Due to the lack of activity of the library's GitHub site, I decide to drop this question here hoping for any support.
The problem I am working on is to read an Excel file in a streaming fashion. Specially, the Excel file is stored in a SQLite database, as blob, after being split into multiple rows using a certain block size. For example a 3MB file is split into three rows, each contains 1MB of raw data. Rows are property ordered, so if I pipe out the blob column of each row by order to the file system, I can get a copy of the Excel file.
Since StreamingReader
works with InputStream
, I decide to implement an InputStream
on top of those rows in the SQLite database, so that StreamingReader
reads data directly from the db.
I first construct a Sequence<Byte>
on top of the query result, sequencing the bytes from all the blob columns:
fun blocksByteSequence(id: String): Sequence<Byte> {
return sequence {
val conn = source.connection
val stmt = conn.createStatement()
val r = stmt.executeQuery(findFileQuery(id))

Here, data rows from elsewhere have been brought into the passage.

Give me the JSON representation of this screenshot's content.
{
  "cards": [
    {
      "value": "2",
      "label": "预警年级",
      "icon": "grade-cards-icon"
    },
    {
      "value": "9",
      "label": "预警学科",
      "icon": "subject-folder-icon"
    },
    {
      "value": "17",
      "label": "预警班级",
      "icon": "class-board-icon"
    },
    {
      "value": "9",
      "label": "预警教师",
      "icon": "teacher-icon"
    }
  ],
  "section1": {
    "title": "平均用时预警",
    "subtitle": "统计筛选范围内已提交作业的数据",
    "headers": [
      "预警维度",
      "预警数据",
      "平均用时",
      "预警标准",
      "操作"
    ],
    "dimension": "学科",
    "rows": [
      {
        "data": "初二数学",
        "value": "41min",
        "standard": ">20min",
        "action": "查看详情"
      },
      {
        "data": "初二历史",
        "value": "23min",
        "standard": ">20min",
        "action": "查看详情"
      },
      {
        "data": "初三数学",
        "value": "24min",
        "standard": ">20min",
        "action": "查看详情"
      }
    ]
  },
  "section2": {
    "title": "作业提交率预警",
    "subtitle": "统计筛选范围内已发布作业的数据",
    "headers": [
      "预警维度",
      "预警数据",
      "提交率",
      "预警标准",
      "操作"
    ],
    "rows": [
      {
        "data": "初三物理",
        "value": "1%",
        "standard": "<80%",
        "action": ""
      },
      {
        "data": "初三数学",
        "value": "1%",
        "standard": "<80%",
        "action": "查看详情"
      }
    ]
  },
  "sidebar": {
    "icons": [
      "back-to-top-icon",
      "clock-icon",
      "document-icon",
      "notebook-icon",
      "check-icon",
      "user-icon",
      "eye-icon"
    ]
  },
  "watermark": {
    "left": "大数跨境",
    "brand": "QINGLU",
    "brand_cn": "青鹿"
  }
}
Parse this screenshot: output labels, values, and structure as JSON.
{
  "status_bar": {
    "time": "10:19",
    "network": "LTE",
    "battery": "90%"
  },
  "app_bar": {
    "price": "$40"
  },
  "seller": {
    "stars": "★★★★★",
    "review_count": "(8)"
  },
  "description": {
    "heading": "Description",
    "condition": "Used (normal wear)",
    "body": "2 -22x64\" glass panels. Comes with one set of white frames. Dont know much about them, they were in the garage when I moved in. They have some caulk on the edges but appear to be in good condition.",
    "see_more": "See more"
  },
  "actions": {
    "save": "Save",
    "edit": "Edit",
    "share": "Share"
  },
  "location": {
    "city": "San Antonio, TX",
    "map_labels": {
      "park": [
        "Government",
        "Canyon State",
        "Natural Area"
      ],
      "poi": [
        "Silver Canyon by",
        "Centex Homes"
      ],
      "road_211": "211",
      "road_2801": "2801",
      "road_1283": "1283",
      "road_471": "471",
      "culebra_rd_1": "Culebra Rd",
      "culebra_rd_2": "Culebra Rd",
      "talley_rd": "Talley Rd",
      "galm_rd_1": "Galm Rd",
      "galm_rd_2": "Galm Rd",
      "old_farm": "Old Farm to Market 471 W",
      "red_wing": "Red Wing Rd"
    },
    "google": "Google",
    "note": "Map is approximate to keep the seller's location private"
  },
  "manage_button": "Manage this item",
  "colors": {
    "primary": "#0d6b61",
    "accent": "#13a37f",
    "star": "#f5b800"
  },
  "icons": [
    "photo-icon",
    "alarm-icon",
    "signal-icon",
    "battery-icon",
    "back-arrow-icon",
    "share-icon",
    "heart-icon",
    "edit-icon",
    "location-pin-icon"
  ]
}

while (r.next()) yieldAll(r.getBytes(raw_data_column).asIterable())
stmt.close()
conn.close()
}
}
then It is fairly straightforward to turn Sequence<Byte>
into InputStream
:
class ByteSequenceInputStreamFactory(
private val seq: Sequence<Byte>,
) {
fun inputStreamProvider(): InputStream = object : InputStream() {
private val iter = seq.iterator()
override fun read(): Int {
return if (iter.hasNext()) iter.next().toInt() else -1
}
}
}
error arises when I am trying to construct a StreamingReader
using such InputStream
:
val byteSeq = blocksByteSequence(id)
val ins = ByteSequenceInputStreamFactory(byteSeq).inputStreamProvider()
val reader = StreamingReader.builder().open(ins) // error
Error Message:
Could not open the specified zip entry source stream
org.apache.poi.openxml4j.exceptions.InvalidOperationException: Could not open the specified zip entry source stream
at app//org.apache.poi.openxml4j.opc.ZipPackage.openZipEntrySourceStream(ZipPackage.java:212)

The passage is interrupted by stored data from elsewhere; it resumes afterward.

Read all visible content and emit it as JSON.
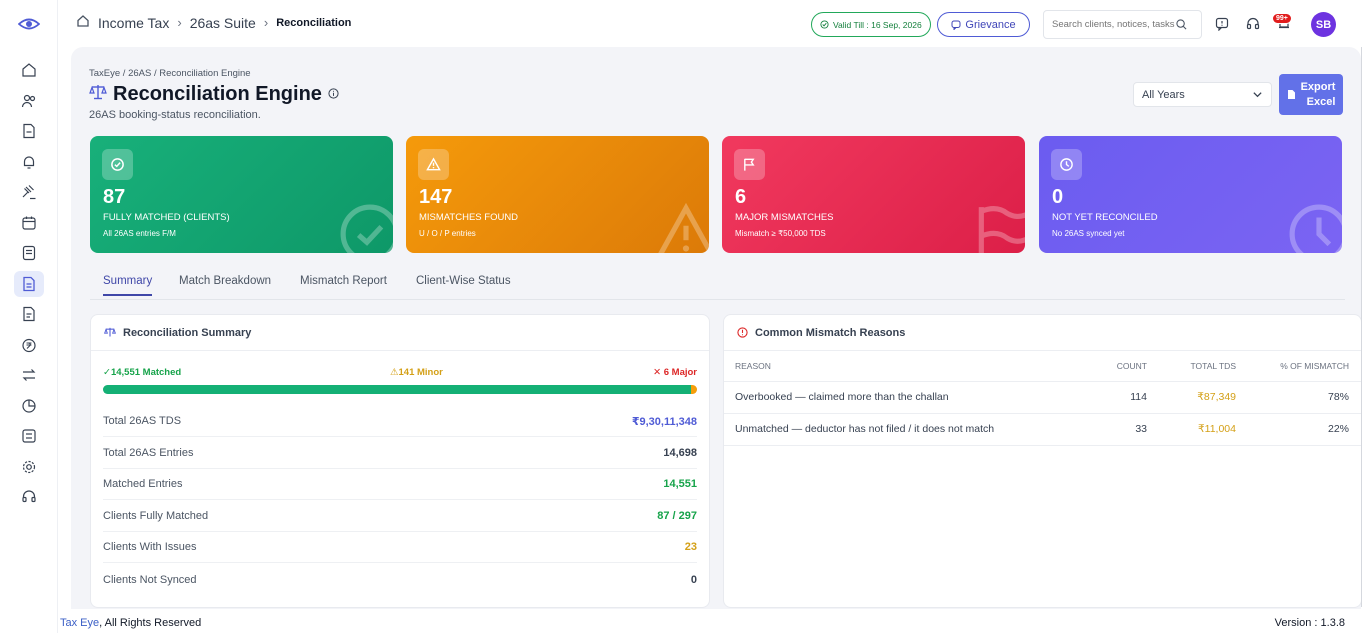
{
  "sidebar": {
    "icons": [
      "home-icon",
      "users-icon",
      "document-icon",
      "bell-icon",
      "gavel-icon",
      "calendar-icon",
      "notes-icon",
      "reconciliation-icon",
      "file-icon",
      "rupee-icon",
      "transfer-icon",
      "pie-icon",
      "table-icon",
      "settings-icon",
      "support-icon"
    ],
    "active_index": 7
  },
  "header": {
    "breadcrumb": [
      "Income Tax",
      "26as Suite",
      "Reconciliation"
    ],
    "valid_till": "Valid Till : 16 Sep, 2026",
    "grievance_label": "Grievance",
    "search_placeholder": "Search clients, notices, tasks",
    "notification_count": "99+",
    "avatar_initials": "SB"
  },
  "page": {
    "path": "TaxEye / 26AS / Reconciliation Engine",
    "title": "Reconciliation Engine",
    "subtitle": "26AS booking-status reconciliation.",
    "year_filter": "All Years",
    "export_label_1": "Export",
    "export_label_2": "Excel"
  },
  "cards": [
    {
      "value": "87",
      "label": "Fully Matched (Clients)",
      "sub": "All 26AS entries F/M",
      "color_from": "#18b07a",
      "color_to": "#0e9868",
      "icon": "check-circle-icon"
    },
    {
      "value": "147",
      "label": "Mismatches Found",
      "sub": "U / O / P entries",
      "color_from": "#f59a0b",
      "color_to": "#dc7a08",
      "icon": "warning-icon"
    },
    {
      "value": "6",
      "label": "Major Mismatches",
      "sub": "Mismatch ≥ ₹50,000 TDS",
      "color_from": "#f1395e",
      "color_to": "#dc1f48",
      "icon": "flag-icon"
    },
    {
      "value": "0",
      "label": "Not Yet Reconciled",
      "sub": "No 26AS synced yet",
      "color_from": "#6b5cf0",
      "color_to": "#7b64f3",
      "icon": "clock-icon"
    }
  ],
  "tabs": [
    "Summary",
    "Match Breakdown",
    "Mismatch Report",
    "Client-Wise Status"
  ],
  "summary": {
    "title": "Reconciliation Summary",
    "matched_label": "✓14,551 Matched",
    "minor_label": "⚠141 Minor",
    "major_label": "✕ 6 Major",
    "bar_fractions": {
      "matched": 0.9901,
      "minor": 0.0095,
      "major": 0.0004
    },
    "rows": [
      {
        "label": "Total 26AS TDS",
        "value": "₹9,30,11,348",
        "color": "#4f5bd5"
      },
      {
        "label": "Total 26AS Entries",
        "value": "14,698",
        "color": "#374151"
      },
      {
        "label": "Matched Entries",
        "value": "14,551",
        "color": "#16a34a"
      },
      {
        "label": "Clients Fully Matched",
        "value": "87 / 297",
        "color": "#16a34a"
      },
      {
        "label": "Clients With Issues",
        "value": "23",
        "color": "#d4a017"
      },
      {
        "label": "Clients Not Synced",
        "value": "0",
        "color": "#374151"
      }
    ]
  },
  "reasons": {
    "title": "Common Mismatch Reasons",
    "headers": [
      "Reason",
      "Count",
      "Total TDS",
      "% of Mismatch"
    ],
    "rows": [
      {
        "reason": "Overbooked — claimed more than the challan",
        "count": "114",
        "tds": "₹87,349",
        "pct": "78%"
      },
      {
        "reason": "Unmatched — deductor has not filed / it does not match",
        "count": "33",
        "tds": "₹11,004",
        "pct": "22%"
      }
    ]
  },
  "footer": {
    "brand": "Tax Eye",
    "rights": ", All Rights Reserved",
    "version": "Version : 1.3.8"
  }
}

at app//org.apache.poi.openxml4j.opc.ZipPackage.openZipEntrySourceStream(ZipPackage.java:194)
...
Caused by: java.util.zip.ZipException: invalid distances set
at org.apache.commons.compress.archivers.zip.ZipArchiveInputStream.readFromInflater(ZipArchiveInputStream.java:586)
at org.apache.commons.compress.archivers.zip.ZipArchiveInputStream.readDeflated(ZipArchiveInputStream.java:551)
...
Caused by: java.util.zip.DataFormatException: invalid distances set
at java.base/java.util.zip.Inflater.inflateBytesBytes(Native Method)

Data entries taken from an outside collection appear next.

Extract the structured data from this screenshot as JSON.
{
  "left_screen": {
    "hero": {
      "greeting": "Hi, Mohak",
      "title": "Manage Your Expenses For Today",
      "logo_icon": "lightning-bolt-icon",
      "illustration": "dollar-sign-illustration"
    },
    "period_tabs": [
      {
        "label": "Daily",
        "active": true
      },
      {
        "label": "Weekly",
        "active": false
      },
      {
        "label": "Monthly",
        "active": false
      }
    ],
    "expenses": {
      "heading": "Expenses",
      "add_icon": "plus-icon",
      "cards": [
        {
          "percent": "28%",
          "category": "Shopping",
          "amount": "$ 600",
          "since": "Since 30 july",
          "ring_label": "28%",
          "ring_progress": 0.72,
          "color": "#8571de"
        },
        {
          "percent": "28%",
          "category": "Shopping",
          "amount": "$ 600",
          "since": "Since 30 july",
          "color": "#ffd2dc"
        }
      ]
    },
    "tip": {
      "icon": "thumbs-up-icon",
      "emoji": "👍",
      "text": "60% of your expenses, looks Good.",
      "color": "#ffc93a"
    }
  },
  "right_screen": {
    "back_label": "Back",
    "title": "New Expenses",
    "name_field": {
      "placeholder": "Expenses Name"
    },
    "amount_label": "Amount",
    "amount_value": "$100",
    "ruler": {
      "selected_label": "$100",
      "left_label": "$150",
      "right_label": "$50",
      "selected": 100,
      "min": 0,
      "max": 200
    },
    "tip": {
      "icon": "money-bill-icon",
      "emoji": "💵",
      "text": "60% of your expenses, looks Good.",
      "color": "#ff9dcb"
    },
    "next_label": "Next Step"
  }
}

at java.base/java.util.zip.Inflater.inflate(Inflater.java:378)
...
However, if I dump all the bytes from SQLite into a Excel File at some path:
val byteSeq = manager.blocksByteSequence(id)
val out = java.nio.file.Path.of("./private/test.xlsx")
out.outputStream().use { o -> byteSeq.forEach { o.write(it.toInt()) } }
and use the InputStream
produced by that file, the error is gone.
val reader = StreamingReader.builder().open(out.inputStream())
I think I solved the problem.
The trouble is here
class ByteSequenceInputStreamFactory(
private val seq: Sequence<Byte>,
) {
fun inputStreamProvider(): InputStream = object : InputStream() {
private val iter = seq.iterator()
override fun read(): Int {
return if (iter.hasNext()) iter.next().toInt() /* this is not OK */ else -1
}
}
}
The invocation of method Byte.intoInt()
doesn't have the intended result expected by the InputStream
.
According to Java Doc, method InputStream.read()
Reads the next byte of data from the input stream. The value byte is returned as an int in the range 0 to 255. If no byte is available because the end of the stream has been reached, the value -1 is returned. This method blocks until input data is available, the end of the stream is detected, or an exception is thrown.
The tricky part is, the Int
returned from Byte.toInt()
is not an int in the range 0 to 255.
In kotlin, a Byte
:
Represents a 8-bit signed integer. On the JVM, non-nullable values of this type are represented as values of the primitive type byte.
and the Byte.toInt()
method:
Converts this Byte value to Int. The resulting Int value represents the same numerical value as this Byte. The least significant 8 bits of the resulting Int value are the same as the bits of this Byte value, whereas the most significant 24 bits are filled with the sign bit of this value.
Simply invocation of Byte.toInt()
will return the signed integer underlying this Byte
. To have the 0-255 representation of it, I need to extract the lease 8 significant bits by doing this:
val the_0_255_int = someByte.toInt().and(0xff) // extract the last 8 bits
so the correct code for my problem looks like this:
class ByteSequenceInputStreamFactory(
private val seq: Sequence<Byte>,
) {
fun inputStreamProvider(): InputStream = object : InputStream() {
private val iter = seq.iterator()
override fun read(): Int {
return if (iter.hasNext()) iter.next().toInt().and(0xff) else -1
}
}
}